Somewhere in her mind, the bell of recognition rang[36], but for the moment she could not recall who he was. But he was the first man in months who had displayed an interest in her, and she threw him a gay smile. Suddenly, she knew who he was.

Thunderstruck, she stood as if paralyzed while he made his way through the crowd. Then, she tried to run away, but her skirt caught on a nail of the booth. She jerked furiously at it, tearing it and, in an instant, he was beside her.

“Permit me,” he said bending over. “I hardly hoped that you would recall me, Miss O’Hara.”

His voice was oddly pleasant to the ear. She looked up at him, her face red with the shame of their last meeting, and met his eyes, dancing in merciless merriment. Of all the people in the world to turn up here, this terrible person who had witnessed that scene with Ashley, who had said, and with good cause, that she was not a lady.

At the sound of his voice, Melanie turned and for the first time in her life Scarlett thanked God for the existence of her sister-in-law.

“Why – it’s – it’s Mr. Rhett Butler, isn’t it?” said Melanie with a little smile, putting out her hand. “I met you —”

“On the happy occasion of the announcement of your engagement,” he finished, bending over her hand. “It is kind of you to recall me.”

“And what are you doing so far from Charleston, Mr. Butler?”

“A boring matter of business, Mrs. Wilkes. I will be in and out of your town from now on[37]. I find I must not only bring in goods but supervise the use of them.”

“Bring in —” Melly broke into a delighted smile. “Why, you – you must be the famous Captain Butler we’ve been hearing so much about – the blockade runner.

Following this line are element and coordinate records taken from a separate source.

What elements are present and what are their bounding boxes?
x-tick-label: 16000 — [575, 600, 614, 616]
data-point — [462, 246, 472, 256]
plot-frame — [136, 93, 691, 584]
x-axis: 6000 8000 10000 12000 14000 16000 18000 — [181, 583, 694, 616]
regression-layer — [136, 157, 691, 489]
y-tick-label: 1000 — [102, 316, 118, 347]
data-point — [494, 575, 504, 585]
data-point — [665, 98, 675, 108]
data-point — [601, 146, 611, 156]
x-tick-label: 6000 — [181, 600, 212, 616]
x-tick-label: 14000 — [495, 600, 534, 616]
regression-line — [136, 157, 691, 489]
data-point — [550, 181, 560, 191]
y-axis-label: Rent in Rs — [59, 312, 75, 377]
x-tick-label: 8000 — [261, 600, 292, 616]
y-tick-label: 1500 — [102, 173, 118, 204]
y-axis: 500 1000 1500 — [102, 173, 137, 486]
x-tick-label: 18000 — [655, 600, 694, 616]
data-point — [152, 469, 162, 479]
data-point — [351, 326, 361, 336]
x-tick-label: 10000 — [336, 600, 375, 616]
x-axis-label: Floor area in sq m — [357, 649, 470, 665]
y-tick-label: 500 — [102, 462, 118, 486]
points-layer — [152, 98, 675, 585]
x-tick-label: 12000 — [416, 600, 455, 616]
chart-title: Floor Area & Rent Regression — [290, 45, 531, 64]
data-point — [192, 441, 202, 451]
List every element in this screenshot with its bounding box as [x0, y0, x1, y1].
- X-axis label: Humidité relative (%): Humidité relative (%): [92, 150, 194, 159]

Why, every girl here is wearing dresses you brought in. Scarlett, aren’t you excited – what’s the matter, dear? Are you faint? Do sit down.”

Scarlett sank to the stool. Oh, what a terrible thing to happen! She had never thought to meet this man again. He took her black fan from the counter and began fanning her, his face grave but his eyes still dancing.

“It is quite warm in here,” he said. “No wonder Miss O’Hara is faint. May I lead you to a window?”

“No,” said Scarlett, so rudely that Melly stared.

“She is not Miss O’Hara any longer,” said Melly. “She is Mrs. Hamilton. She is my sister now.”

“Your husbands are here tonight, I trust, on this happy occasion? It would be a pleasure to renew acquaintances.”